Na definição de Arthur Lira, presidente da Câmara, o deputado Daniel Silveira é "um ponto fora da curva". Convém não discutir com Lira, um especialista na geometria do poder. Líder do centrão, o chefe da Câmara é a própria curva. Frequenta duas ações penais no Supremo Tribunal Federal na condição de réu. Articula a elaboração de projeto de lei destinado a puxar os pontos de volta para a curva, dificultando a expedição de novos mandados de prisão contra parlamentares.
Começam a funcionar na Câmara, simultaneamente, dois colegiados: o Conselho de Ética, que juntava teias de aranha numa fase de inoperância que já durava mais de um ano, e um novíssimo grupo de trabalho criado para regulamentar o artigo da Constituição que estabelece que os congressistas não poderão ser presos, exceto em flagrante por crime inafiançável.
No Conselho, serão julgados os pedidos de cassação dos mandatos de Daniel Silveira, o deputado bolsonarista que se enroscou depois de ameaçar ministros da Suprema Corte; e a colega Flordelis, acusada de mandar matar o marido. No grupo constituído por Lira, será esmiuçado o artigo 53 da Constituição, que trata da imunidade dos parlamentares. O objetivo, naturalmente, é restringir novas prisões.
Cogita-se reescrever também a Lei de Segurança Nacional, ferramenta editada pela ditadura militar que foi usada para enquadrar Silveira. É entulho antigo. Deveria ter sido removido há três décadas. Vem sendo usado pelo Governo Bolsonaro contra jornalistas. Mas só agora os deputados acordaram.
Chama-se Margarete Coelho a deputada escolhida para exercer a função de relatora da proposta sobre a imunidade dos parlamentares. Ela é filiada ao PP, o mesmo partido de Arthur Lira. Presidiu a comissão sobre o pacote anticrime do então ministro da Justiça Sergio Moro —um projeto que passou por uma lipoaspiração no Congresso. Retirou-se do texto, por exemplo, o artigo que autorizava a prisão de larápios condenados na segunda instância do Judiciário.

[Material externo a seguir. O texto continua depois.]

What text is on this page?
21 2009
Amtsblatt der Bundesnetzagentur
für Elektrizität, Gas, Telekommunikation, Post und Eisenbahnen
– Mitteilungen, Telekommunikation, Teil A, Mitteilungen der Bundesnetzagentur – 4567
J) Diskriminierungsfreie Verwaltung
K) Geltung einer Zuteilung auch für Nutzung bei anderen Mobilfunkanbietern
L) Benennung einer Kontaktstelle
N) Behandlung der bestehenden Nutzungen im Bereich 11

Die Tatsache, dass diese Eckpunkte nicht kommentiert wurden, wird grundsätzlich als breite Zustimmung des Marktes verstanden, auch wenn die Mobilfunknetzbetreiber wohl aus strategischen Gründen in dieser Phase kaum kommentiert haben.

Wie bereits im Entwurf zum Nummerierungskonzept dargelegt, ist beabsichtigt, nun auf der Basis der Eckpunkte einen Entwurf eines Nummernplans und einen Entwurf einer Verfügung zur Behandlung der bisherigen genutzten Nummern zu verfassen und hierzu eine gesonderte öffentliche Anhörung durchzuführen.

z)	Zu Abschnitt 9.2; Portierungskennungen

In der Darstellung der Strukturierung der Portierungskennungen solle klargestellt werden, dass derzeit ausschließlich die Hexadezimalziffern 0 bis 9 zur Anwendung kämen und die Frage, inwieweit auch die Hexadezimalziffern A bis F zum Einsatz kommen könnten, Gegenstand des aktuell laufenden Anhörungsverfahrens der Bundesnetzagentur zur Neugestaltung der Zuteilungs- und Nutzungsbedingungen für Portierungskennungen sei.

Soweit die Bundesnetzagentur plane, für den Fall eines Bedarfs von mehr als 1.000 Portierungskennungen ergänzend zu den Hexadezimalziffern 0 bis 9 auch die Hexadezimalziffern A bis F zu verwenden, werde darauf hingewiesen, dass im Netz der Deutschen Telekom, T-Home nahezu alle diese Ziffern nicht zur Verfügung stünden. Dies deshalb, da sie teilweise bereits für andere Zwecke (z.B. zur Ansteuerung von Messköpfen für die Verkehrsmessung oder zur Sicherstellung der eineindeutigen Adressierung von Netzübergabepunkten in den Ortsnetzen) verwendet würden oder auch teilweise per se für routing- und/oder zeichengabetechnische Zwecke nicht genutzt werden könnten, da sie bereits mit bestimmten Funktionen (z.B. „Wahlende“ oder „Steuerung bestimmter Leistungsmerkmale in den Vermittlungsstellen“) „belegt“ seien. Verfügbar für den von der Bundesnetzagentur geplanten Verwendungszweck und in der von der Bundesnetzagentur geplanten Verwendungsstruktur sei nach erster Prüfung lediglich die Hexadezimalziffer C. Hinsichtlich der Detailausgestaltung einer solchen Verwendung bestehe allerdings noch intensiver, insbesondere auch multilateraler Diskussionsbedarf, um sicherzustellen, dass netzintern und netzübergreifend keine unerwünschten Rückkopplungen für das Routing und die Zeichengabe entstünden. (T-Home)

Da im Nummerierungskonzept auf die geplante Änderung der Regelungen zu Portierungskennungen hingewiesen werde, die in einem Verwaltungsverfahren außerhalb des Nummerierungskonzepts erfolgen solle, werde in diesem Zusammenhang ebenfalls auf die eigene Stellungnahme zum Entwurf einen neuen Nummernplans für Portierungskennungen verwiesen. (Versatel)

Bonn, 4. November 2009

Os resultados dos dois esforços da Câmara —os pedidos de punição e a proposta anti-flagrante— desaguarão no plenário da Câmara. Ali, um pedaço do centrão já cogita impor a Daniel Silveira uma suspensão do mandato por alguns meses, pena alternativa à cassação. Quanto às prisões em flagrante, forma-se uma densa maioria a favor de cortar as asas do Supremo.
Ironicamente, continuam no gavetão dos assuntos pendentes do Congresso inúmeros pedidos de cassação. Há o caso do Zero Três Eduardo Bolsonaro, acusado de fazer apologia ao AI-5. Há a rachadinha do Zero Um Flávio Bolsonaro. Ou a encrenca do deputado do centrão Wilson Santiago, acusado de desviar verbas que socorreriam vítimas da seca no Nordeste. Ou ainda o flagrante do senador bolsonarista Chico Rodrigues, que escondeu dinheiro nas nádegas.
O excesso de pendências indica que a agitação do Legislativo deve ser acompanhada com muita cautela. Não é porque o plenário da Câmara avalizou a prisão de um "ponto fora da curva" que as coisas mudaram. Nas próximas semanas, convém não confundir medo com honestidade, pose com dignidade, cargo eletivo com propriedade e, sobretudo, bagunça com atividade. Continuam sendo enormes e insondáveis os poderes da curva.